Section 3407 (formerly section 172) provides that failure of the insured to file proof of loss within sixty days of the claimed loss "shall not invalidate or diminish any claim" unless the insurer gives written notice that it desires proofs of loss and provides the insured with appropriate forms. Upon demand, the insured has sixty days, or longer if granted by the insurer, to furnish proofs of loss.
[4] Plaintiff's contention that it did not reschedule since the burden to reschedule another examination fell on defendant is unpersuasive. Indeed, the cases suggest that upon the unilateral cancellation of a scheduled examination by the insured the burden is on the insured to offer an alternative future date for the examination. See Azeem v. Colonial Assurance Company, 96 A.D.2d 123, 124, 468 N.Y.S.2d 248, 249 (1983) (plaintiff's failure to make any offer to submit to an oral examination after unilaterally cancelling scheduled examination contributed to court's determination that plaintiff failed to perform obligations under insurance contract); Bulzomi v. New York Central Mutual Fire Insurance Company, 92 A.D.2d 878, 878, 459 N.Y.S.2d 861, 862 (1983) (plaintiff's failure to set future date for compliance with defendant's notice for examination after unilaterally cancelling contributed to court's determination that record indicated pattern of noncompliance). While we create no rule as to who must reschedule an examination under oath if one party unilaterally cancels, we are of the view that defendant's failure to reschedule under the instant circumstances did not amount to an "outright denial" of the claim. Plaintiff was certainly free to attempt to reschedule particularly given its knowledge that defendant wished to have an examination under oath before deciding whether to pay the claim.

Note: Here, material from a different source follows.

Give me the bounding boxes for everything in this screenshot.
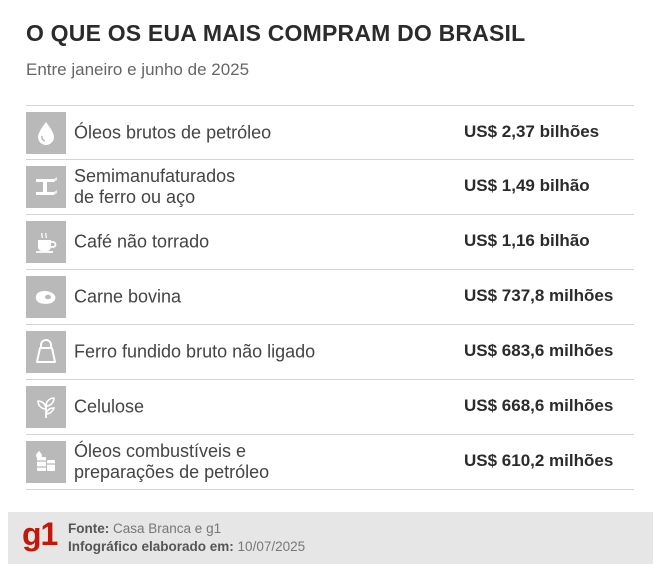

[1] We continue to use the shortened references as articulated in the March 28th Decision. The basic facts have already been stated in that decision and will not be reiterated here. Familiarity with the facts is assumed.
[2] We take this opportunity to correct a typographical error in the March 28th Decision. On page 815 of that decision, citing Lund's, Inc. v. Chemical Bank, 870 F.2d 840, 844 (2d Cir.1989), we stated that summary judgment was appropriate, when after drawing all favorable inferences of the nonmoving party, "no reasonable trier of fact could find in the moving party's favor." We correct that statement to read "no reasonable trier of fact could find in the non moving party's favor."
[3] Plaintiff implied in its original moving papers that an eight month delay between the loss and the first scheduled examination under oath constituted a denial of liability. Memorandum of Law in Opposition to Defendant's Motion for Summary Judgment at 9-10. Even if plaintiff was pressing this issue in its original papers, such an argument is unpersuasive. See Ganz v. Public Service Mut. Ins. Co., 551 N.Y.S.2d 437, 438 (N.Y.Sup.Ct.1989) (eight month period from date of loss to date of commencement of action cannot be equated as constructive denial of plaintiff's claim). Plaintiff's other argument that defendant's failure to reschedule the April 12, 1989 examination under oath constituted a denial of liability has been addressed in the March 28th Decision. March 28th Decision at 817.